I have this best friend in school and he is like a best mate to me, but he asked me out and I don’t feel the same way about him. I felt guilty refusing him, and every time we see each other we tried to avoid each other. I just wanted to go back as we use to be. After about three months of this we finally started talking but then he asked me out again. I don’t know how I can gently say no without starting this silent treatment all over again. Can you help me?

Yours faithfully,
G. I.

A Dear G.I.:

Some boys just don’t get the hint, do they? Sometimes a plain and simple “no” said over and over again is all you can do. Here are some thoughts on the topic from Evelyn Millis Duvall’sFacts of Life and Love for Teen-Agers. We can only hope he’ll eventually see the light.

1956: When You Don’t Want to Date

It is discourteous for a boy to ask why when a girl tells him that she cannot do something that he asks. When a boy pushes for explanation of a girl’s refusal, she is justified in kidding him about his persistence, or in simply changing the subject.

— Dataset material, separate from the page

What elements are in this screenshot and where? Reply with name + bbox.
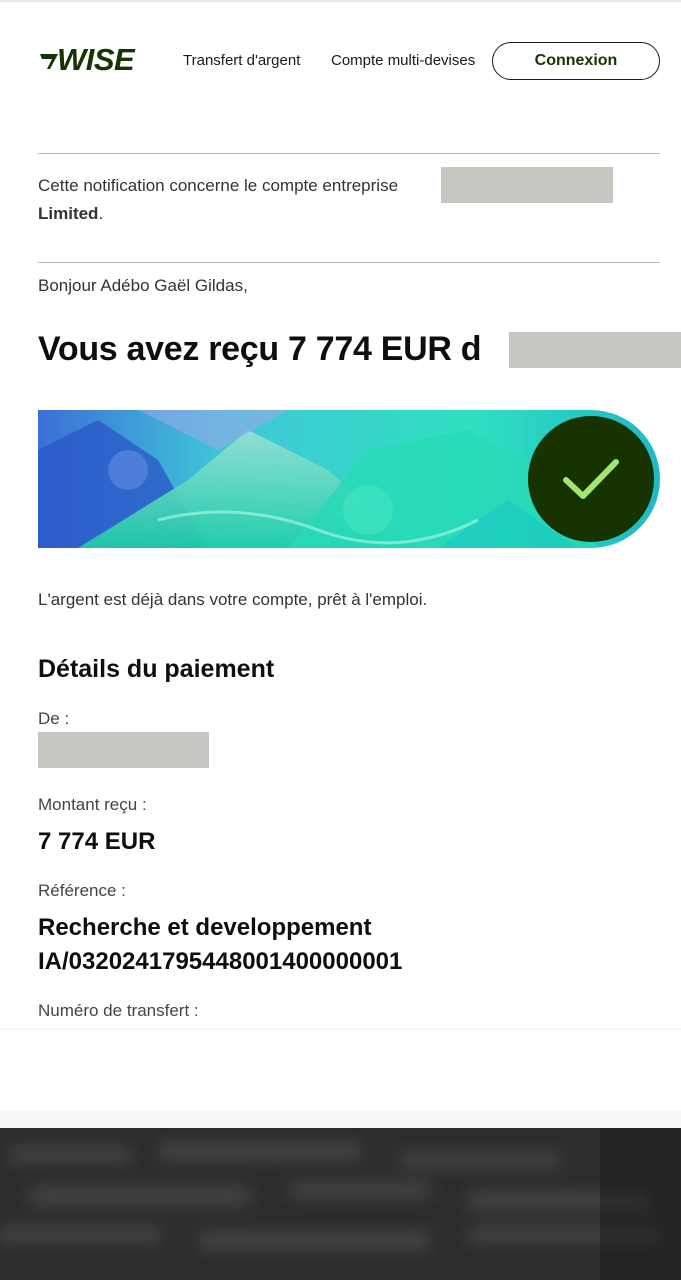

If a girl does not ever want to date a particular boy, she does him a kindness when she gives him no encouragement whatsoever. To lead a boy on, when she never intends to go out with him, does him an injustice and unnecessarily prolongs the refusals. There are many reasons that a girl may refuse to consider dating a particular boy. He may drink, or run around with a fast set, or have a bad reputation, or be the kind of person whom for other reasons she does not feel she can associate with. If he is not datable from her point of view, she will be wise to refuse his attentions courteously but with firmness and finality.

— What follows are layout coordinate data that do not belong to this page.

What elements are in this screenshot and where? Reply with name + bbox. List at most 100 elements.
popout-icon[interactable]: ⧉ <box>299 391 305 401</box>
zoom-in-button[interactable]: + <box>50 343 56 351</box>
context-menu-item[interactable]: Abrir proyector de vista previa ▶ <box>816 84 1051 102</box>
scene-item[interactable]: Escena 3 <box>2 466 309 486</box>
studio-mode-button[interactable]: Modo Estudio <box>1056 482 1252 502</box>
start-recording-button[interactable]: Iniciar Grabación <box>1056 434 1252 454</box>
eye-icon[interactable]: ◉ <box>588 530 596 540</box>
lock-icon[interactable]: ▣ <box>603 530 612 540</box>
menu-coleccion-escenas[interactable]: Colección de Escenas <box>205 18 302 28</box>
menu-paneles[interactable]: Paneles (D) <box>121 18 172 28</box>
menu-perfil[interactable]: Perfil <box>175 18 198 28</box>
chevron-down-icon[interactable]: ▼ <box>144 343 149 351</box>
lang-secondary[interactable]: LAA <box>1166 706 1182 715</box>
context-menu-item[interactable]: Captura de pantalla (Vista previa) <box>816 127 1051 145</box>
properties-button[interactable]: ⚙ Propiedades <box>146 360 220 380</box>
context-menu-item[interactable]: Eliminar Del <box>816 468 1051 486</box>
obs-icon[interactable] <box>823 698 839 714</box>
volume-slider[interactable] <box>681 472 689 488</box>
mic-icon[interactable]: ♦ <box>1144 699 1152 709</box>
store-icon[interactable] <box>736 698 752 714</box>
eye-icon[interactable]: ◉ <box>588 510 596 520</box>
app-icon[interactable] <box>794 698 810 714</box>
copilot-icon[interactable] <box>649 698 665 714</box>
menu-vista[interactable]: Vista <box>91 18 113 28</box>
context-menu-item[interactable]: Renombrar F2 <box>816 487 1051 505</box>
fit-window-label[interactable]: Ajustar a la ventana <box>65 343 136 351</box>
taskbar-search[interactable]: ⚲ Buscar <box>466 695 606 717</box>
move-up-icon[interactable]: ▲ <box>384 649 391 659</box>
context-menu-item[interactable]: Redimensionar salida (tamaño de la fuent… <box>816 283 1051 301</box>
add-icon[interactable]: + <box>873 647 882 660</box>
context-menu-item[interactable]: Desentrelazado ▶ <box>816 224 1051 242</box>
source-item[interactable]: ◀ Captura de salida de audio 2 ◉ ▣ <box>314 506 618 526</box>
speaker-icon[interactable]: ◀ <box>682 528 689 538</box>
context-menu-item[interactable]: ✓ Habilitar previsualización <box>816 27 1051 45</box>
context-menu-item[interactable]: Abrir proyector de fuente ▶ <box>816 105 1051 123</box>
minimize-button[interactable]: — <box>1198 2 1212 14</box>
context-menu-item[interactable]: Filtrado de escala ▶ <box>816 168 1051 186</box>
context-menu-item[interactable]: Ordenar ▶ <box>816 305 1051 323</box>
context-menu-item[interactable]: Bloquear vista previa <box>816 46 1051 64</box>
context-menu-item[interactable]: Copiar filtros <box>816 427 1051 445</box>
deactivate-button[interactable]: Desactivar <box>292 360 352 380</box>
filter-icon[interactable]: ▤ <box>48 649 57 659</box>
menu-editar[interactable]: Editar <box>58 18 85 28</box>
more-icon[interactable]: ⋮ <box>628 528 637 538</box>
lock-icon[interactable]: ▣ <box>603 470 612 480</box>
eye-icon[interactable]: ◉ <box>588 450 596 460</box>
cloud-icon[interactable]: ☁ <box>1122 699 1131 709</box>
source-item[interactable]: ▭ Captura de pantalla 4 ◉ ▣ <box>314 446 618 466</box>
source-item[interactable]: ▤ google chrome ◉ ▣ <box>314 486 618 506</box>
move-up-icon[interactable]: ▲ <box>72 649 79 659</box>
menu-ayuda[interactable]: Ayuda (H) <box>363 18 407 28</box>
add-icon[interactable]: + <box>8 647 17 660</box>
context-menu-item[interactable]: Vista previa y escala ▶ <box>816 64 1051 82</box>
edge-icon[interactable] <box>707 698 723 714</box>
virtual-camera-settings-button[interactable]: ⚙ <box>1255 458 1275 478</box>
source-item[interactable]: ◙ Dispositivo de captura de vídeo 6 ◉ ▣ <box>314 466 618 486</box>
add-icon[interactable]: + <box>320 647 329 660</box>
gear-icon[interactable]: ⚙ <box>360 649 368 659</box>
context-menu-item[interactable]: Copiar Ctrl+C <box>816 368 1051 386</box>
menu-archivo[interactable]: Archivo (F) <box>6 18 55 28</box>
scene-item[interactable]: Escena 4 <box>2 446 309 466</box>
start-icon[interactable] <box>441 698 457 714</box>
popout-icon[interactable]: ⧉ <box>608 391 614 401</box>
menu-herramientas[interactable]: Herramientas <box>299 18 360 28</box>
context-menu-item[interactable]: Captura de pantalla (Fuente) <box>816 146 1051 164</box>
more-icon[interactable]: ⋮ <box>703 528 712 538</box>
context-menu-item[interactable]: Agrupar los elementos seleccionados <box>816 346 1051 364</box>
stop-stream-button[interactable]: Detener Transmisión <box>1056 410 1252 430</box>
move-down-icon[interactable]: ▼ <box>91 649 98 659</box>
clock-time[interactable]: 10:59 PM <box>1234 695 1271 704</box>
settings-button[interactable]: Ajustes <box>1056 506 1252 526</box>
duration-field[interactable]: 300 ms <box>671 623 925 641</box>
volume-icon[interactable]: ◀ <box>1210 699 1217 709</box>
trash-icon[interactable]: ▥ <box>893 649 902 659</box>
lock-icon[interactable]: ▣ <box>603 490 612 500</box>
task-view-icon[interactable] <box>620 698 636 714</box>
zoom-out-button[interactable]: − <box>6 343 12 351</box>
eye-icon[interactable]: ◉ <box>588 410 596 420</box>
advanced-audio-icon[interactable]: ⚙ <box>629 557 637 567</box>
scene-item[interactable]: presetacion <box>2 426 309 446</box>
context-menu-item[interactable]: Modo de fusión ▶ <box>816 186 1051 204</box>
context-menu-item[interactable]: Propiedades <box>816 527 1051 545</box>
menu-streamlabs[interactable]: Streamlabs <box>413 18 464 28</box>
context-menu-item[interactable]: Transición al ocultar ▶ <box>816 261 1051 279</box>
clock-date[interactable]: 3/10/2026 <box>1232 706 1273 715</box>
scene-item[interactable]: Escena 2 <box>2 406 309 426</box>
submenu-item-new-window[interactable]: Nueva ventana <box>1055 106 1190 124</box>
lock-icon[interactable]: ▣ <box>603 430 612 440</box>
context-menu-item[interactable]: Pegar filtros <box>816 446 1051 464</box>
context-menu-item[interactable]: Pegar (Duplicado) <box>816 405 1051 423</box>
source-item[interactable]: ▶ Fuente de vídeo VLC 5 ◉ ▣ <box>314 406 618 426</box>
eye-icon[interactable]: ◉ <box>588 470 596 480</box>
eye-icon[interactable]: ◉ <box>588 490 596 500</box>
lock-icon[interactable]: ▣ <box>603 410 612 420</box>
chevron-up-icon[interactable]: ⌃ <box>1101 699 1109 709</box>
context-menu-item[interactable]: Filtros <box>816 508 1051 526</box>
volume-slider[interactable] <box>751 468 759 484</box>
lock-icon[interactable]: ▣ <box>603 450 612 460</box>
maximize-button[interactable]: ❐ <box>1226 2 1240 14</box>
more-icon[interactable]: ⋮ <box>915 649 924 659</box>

Source: Duvall, Evelyn Millis. Facts of Life and Love for Teen-Agers. New York: Association Press, 1956.
~ p. 307 ~

Does She Mean Yes? No? Maybe So?

Monday, July 12th, 2010

act as though you were proud of himQ Dear Miss Abigail:

What does a girl mean when a guy asks her out and she says “let’s talk about it tomorrow ” or (on the phone) “call me up another time, then we can discuss this.” Does it mean “yes, I want to go out with you, but I can’t obviously say yes the first time you ask me and look easy to get,” or is it just a polite way of saying NO.

Rojet

A Dear Rojet:

This girl, whoever she is, has obviously not followed the advice below. Had she read this and believed in it, she would have recognized her horrible ways and would have given you a clearer answer of “no way, buster” from the start.

1939: The Boy You Like

Not only do you let a boy know by words that you like him. Your actions and your consideration of him are revealing. You graciously accept his invitations ~ ‘Yes, I’d like you go. Thank you for asking me.’ You do not take it as a matter of fact that on Saturday night he will provide entertainment for you. You are ready when he calls for you. When you are with him, you let him know that the evening is enjoyable ~ ‘It’s a good picture, isn’t it?’ or, ‘I’m glad we came to the party.’ You act as though you were proud of him; you introduce him to your friends; you create opportunities for him to display to advantage whatever talents he has; you talk with him as though his conversation really interested you. Nothing more quickly blasts a friendship than a matter-of-course attitude, rudeness, or lack of sincerity; accepting invitations and gifts as though they were your due; being bored or looking around for other conquests during a boy’s conversation; leaving him flat for several dances because you have found a better dancer; ‘handing him a line.’ but not meaning what you say.